Un confrère investi dans les soins palliatifs en milieu rural expliquait que cette pratique n’était pas automatique par crainte de la mort, et la méconnaissance de cette pratique. Cette réflexion reste quelque peu choquante, car le médecin de campagne est avant tout le médecin de famille, et il ne peut comprendre de manquer une étape dans la vie de son patient. Aussi, il met tout en œuvre pour poursuivre cette prise en charge ; la formation dans ce domaine n’étant pas le facteur limitant contrairement à ce qu’a pu énoncer notre confrère. En effet, se former et connaître les thérapeutiques utilisables dans ce domaine, ce n’est pas plus complexe que de savoir préparer un patient ayant une nécrose myocardique avant l’arrivée d’une unité d’urgence.

 

Au final

Ce film est excellent et juste, et représente notre vie de médecin de campagne.
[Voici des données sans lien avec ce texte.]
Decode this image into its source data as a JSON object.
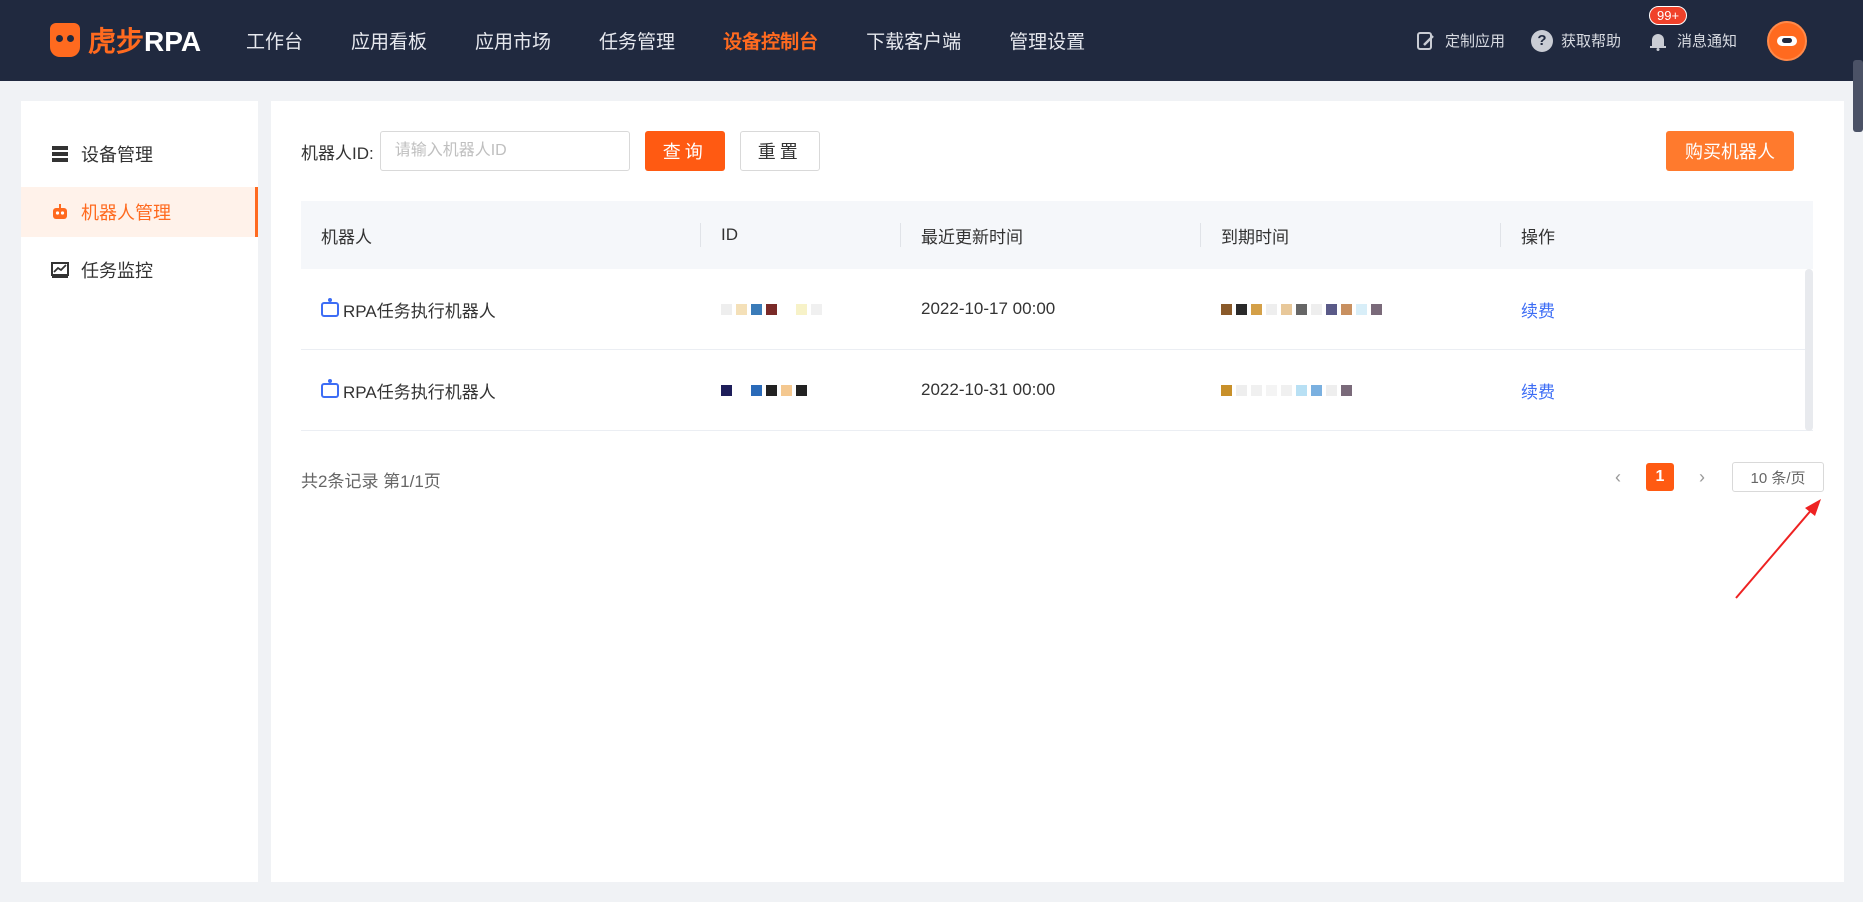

Les tracas dus à la lourdeur des tâches administratives ne sont pas abordées car le réalisateur a préféré montrer l’intérêt de ce regard humaniste qui est bien plus important que le reste.

La médecine rurale ne s’apprend pas. Elle colle progressivement à la peau de celui qui a décidé de la pratiquer, et tout comme une drogue, il est impossible de s’en défaire.

Aussi, à la suite de ce film qu’elle a visionné, notre ministre de tutelle pourrait quitter sa tour d’ivoire pour venir à notre rencontre pour nous écouter et comprendre nos difficultés.

Nous en avons, je suis sûr, besoin car nous nous sentons souvent seuls.

Contrairement au propos du réalisateur il semble difficile de voir une disparition de la médecine de campagne ; elle va s’adapter tout simplement…

Merci encore à Thomas Lilti pour avoir mis en lumière cette profession qui est souvent ignorée ou négligée.